In addition to returning to my "regular" teaching job tomorrow, it is also the first day of the semester in my virtual school job. I have 7 students this time compared to 33 this time last year. Since I get paid per student, maybe I should be disappointed, but I'm not. I'm teaching Contemporary Literature now, which I not only enjoy more than early English literature, but because it's an elective course, the students tend to be more serious and attentive to their studies. When I was teaching English literature, I typically had about a 50% failure rate. It was mainly because schools signed their seniors up to take English Lit (required for graduation) out of desperation, and typically those students were the very ones who should NOT take an online course. I think the perception for many of them was that it would be "easy" to take a course online. All you have to do is log onto the computer, right? Wrong! Imagine how shocked -- SHOCKED!! -- some of them were to learn that they actually had to READ and WRITE ESSAYS and TAKE TESTS.

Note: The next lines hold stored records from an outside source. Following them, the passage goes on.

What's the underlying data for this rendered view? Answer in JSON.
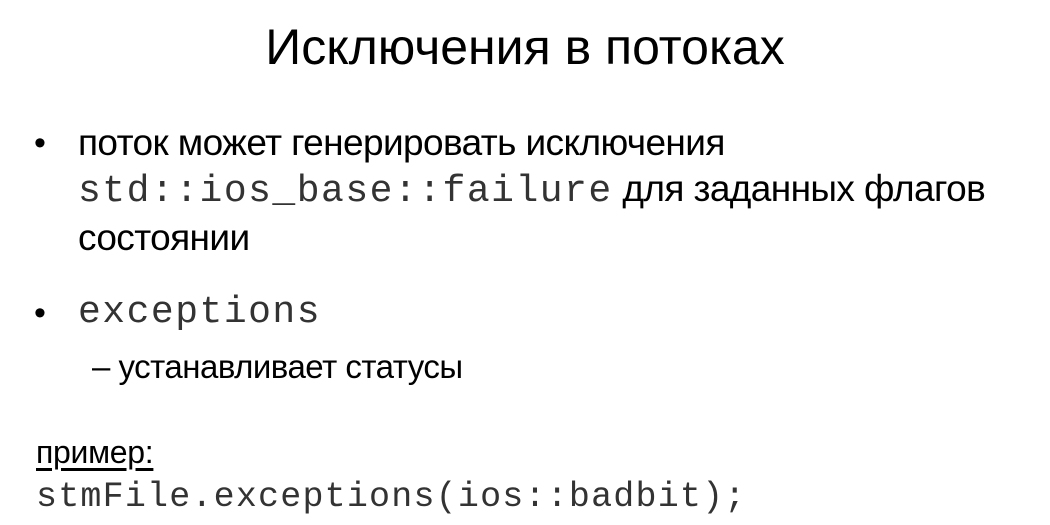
{
  "slide": {
    "title": "Исключения в потоках",
    "bullets": [
      {
        "marker": "•",
        "text_before": "поток может генерировать исключения ",
        "code": "std::ios_base::failure",
        "text_after": " для заданных флагов состоянии"
      },
      {
        "marker": "•",
        "code": "exceptions",
        "sub_items": [
          {
            "dash": "–",
            "text": "устанавливает статусы"
          }
        ]
      }
    ],
    "example": {
      "label": "пример:",
      "code": "stmFile.exceptions(ios::badbit);"
    }
  }
}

I think some of them also think that we don't actually grade their work. I had two students from the same high school once (our students come from all over the state), and I received a homework assignment from one of them, some questions over a reading selection. I was reading along in her answers, thinking to myself, "I've read this somewhere before." Then I came to a part where it said, "Good answer. Your answer clearly shows that you....." The little imp had used her fellow student's file and DIDN'T BOTHER TO REMOVE MY COMMENTS FROM IT.

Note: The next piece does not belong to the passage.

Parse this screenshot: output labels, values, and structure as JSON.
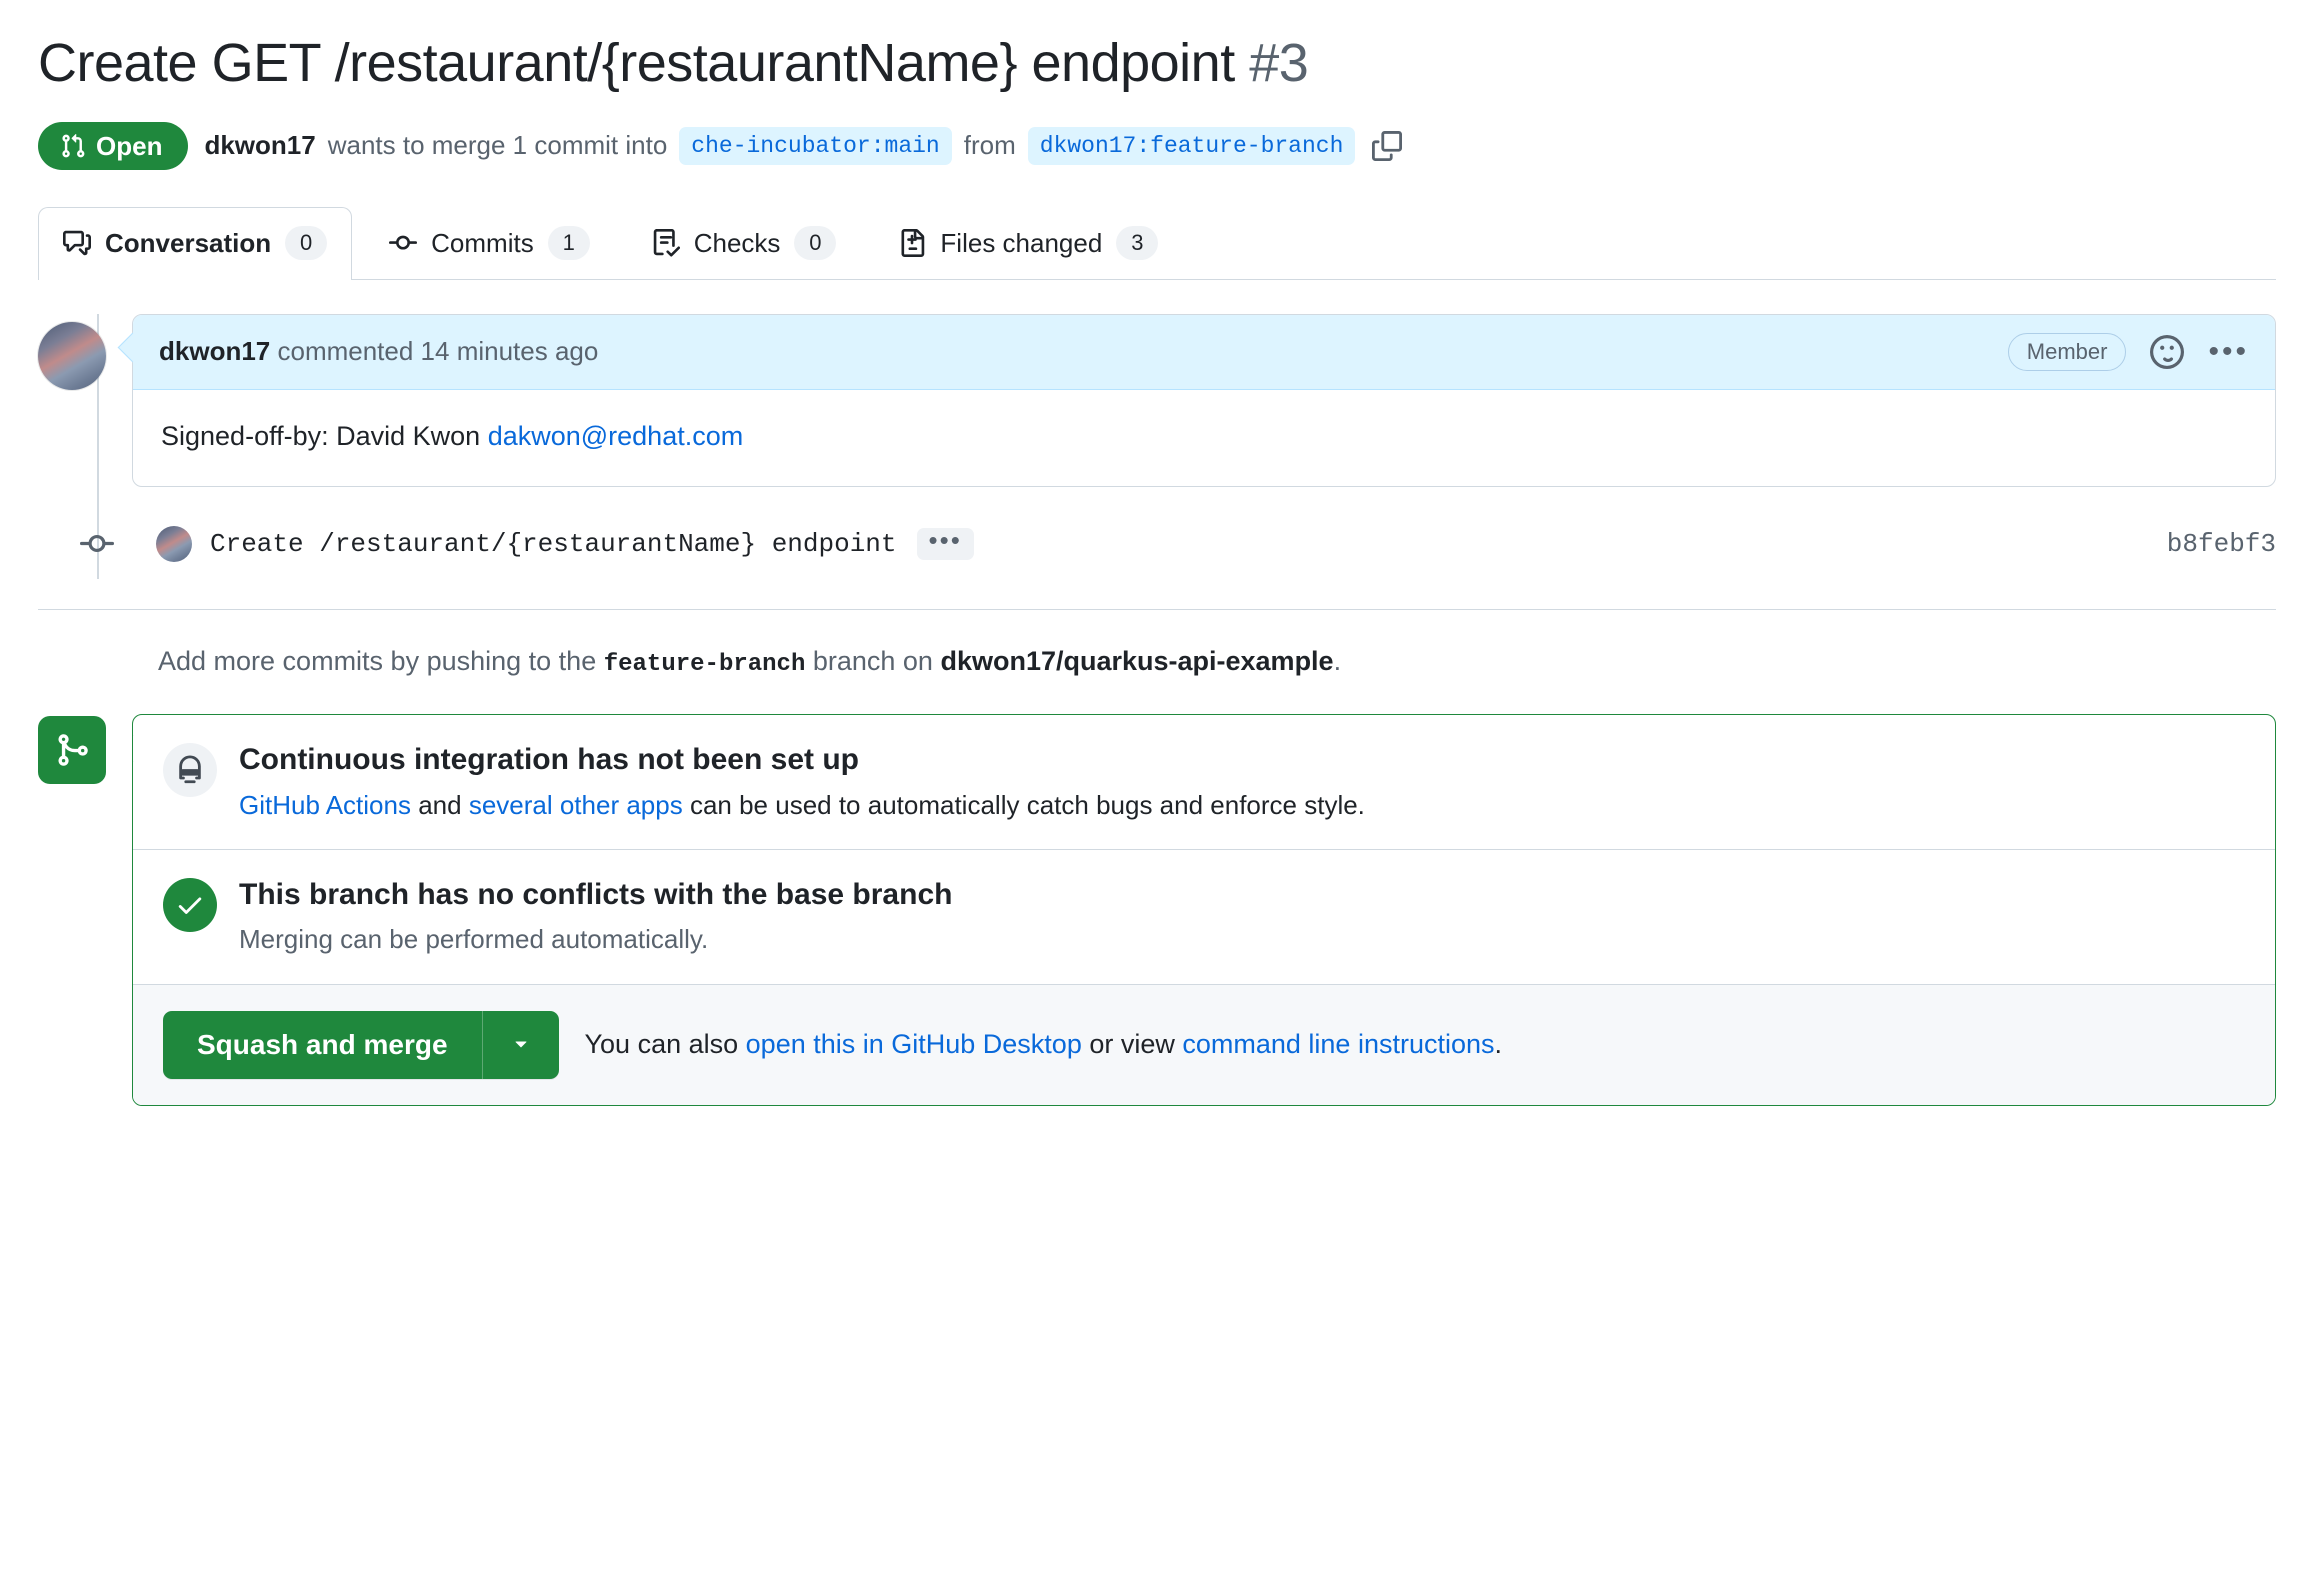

Another time, in summer session, a student had fallen behind, and she was really facing the wrath of her mother as the semester drew to a close. She was only receiving partial credit for the assignments she turned in late, and they were pretty crappy to boot. Then on the essay portion of her final exam -- HER FINAL EXAM -- she copied and pasted huge chunks of text from Wikipedia. Not only would I have noticed because she left the FOOTNOTE NUMBERS in her answers, but she also "discussed" at great length The Great Gatsby. Which was A) not a novel we read that semester; and B) an AMERICAN novel, not a BRITISH one.

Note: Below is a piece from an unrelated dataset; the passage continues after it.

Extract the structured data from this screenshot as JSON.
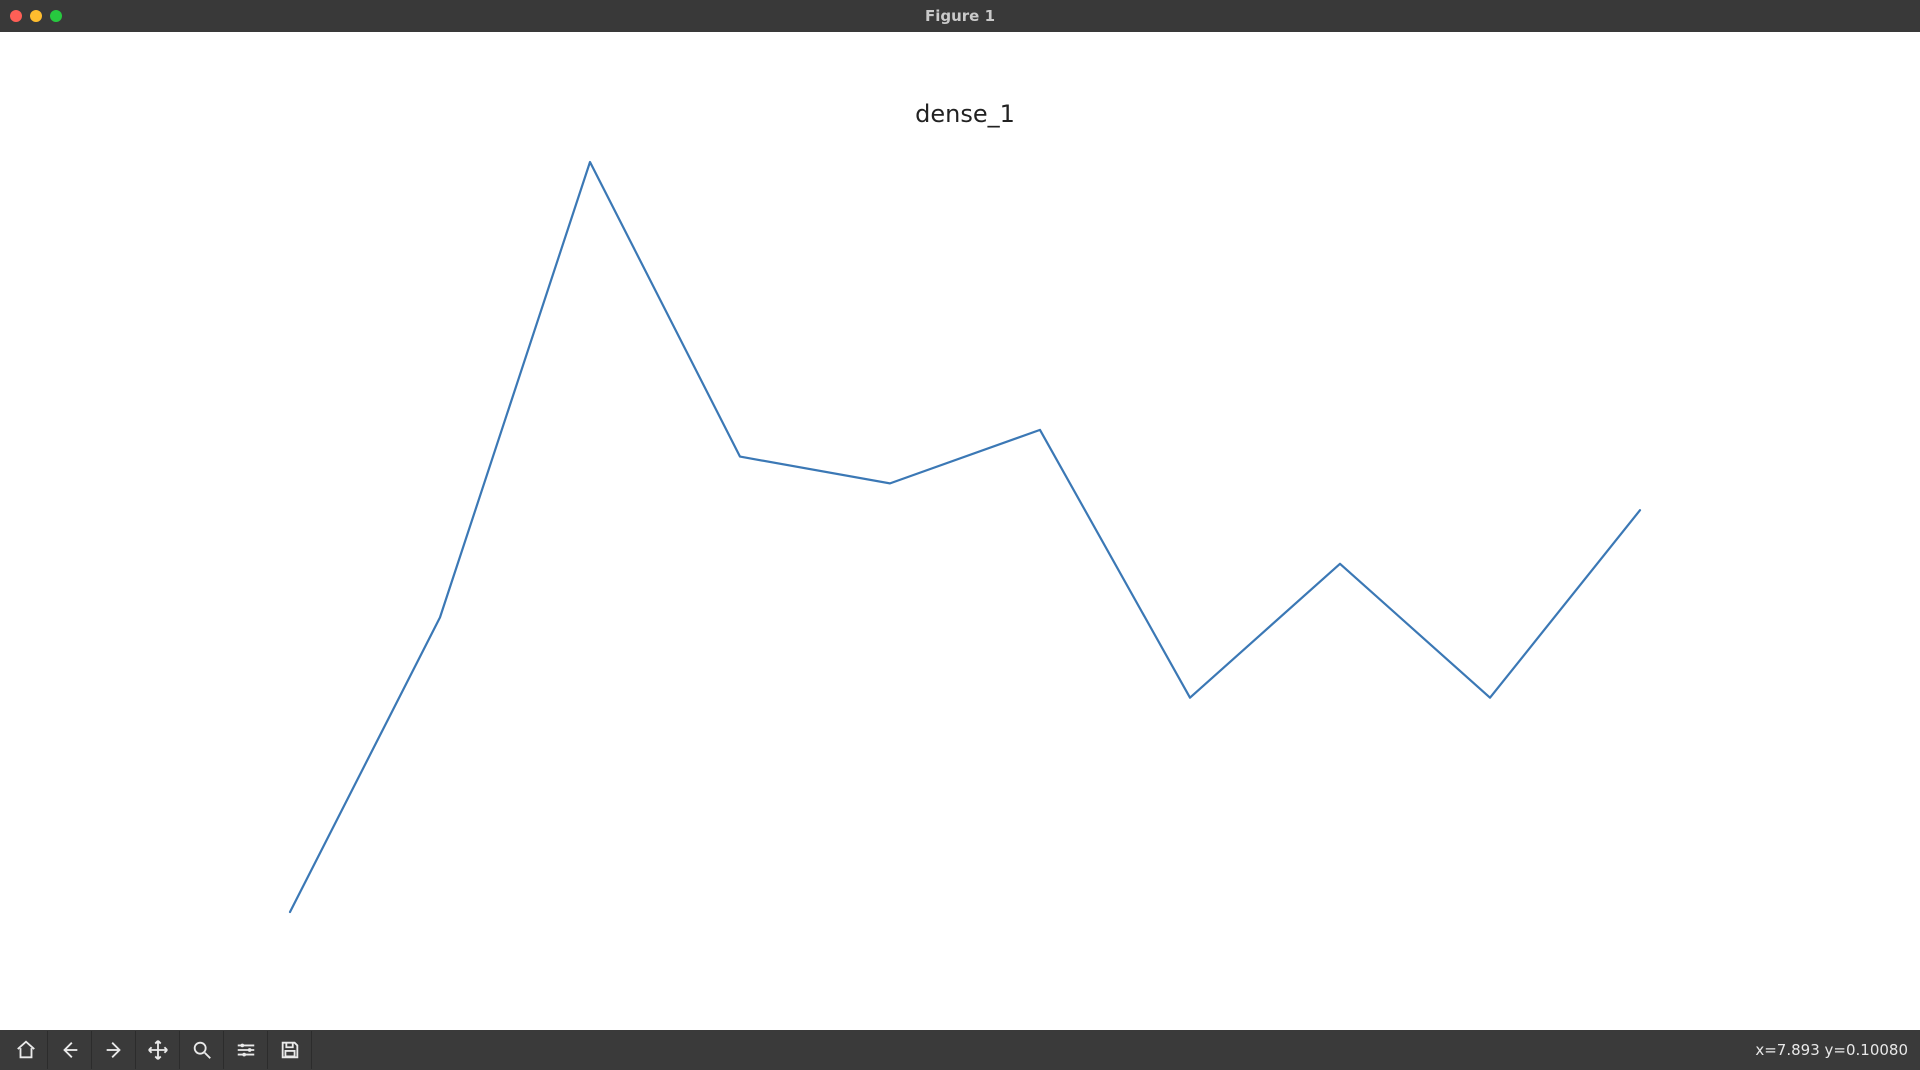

Once a student called me at the beginning of the semester, in a real tizzy. She was upset because she was not supposed to be in my course; her school had signed her up for the wrong one. Seems she was supposed to take British Lit because she needed it for graduation, and the dummies at her school had signed her up for ENGLISH Lit.
It felt strange the first few days after fall semester ended, because I wasn't tethered to the computer for an hour or so in the morning and a couple of hours in the evening. I sort of felt lost, like I did when I finished my dissertation. "What do I do with all my time?" Naturally I found a way to fritter away many hours. And then it felt NORMAL not to have to log on every day and grade assignments and check email and all that jazz. But now it's time to get back into the groove and train some new babies about the online world. Four out of seven of my students were the same ones I had last semester, so it won't be exactly starting from scratch. I'll just have to stay ahead of them in the reading and assignments.
And I actually do better with a routine. I'll just keep telling myself that.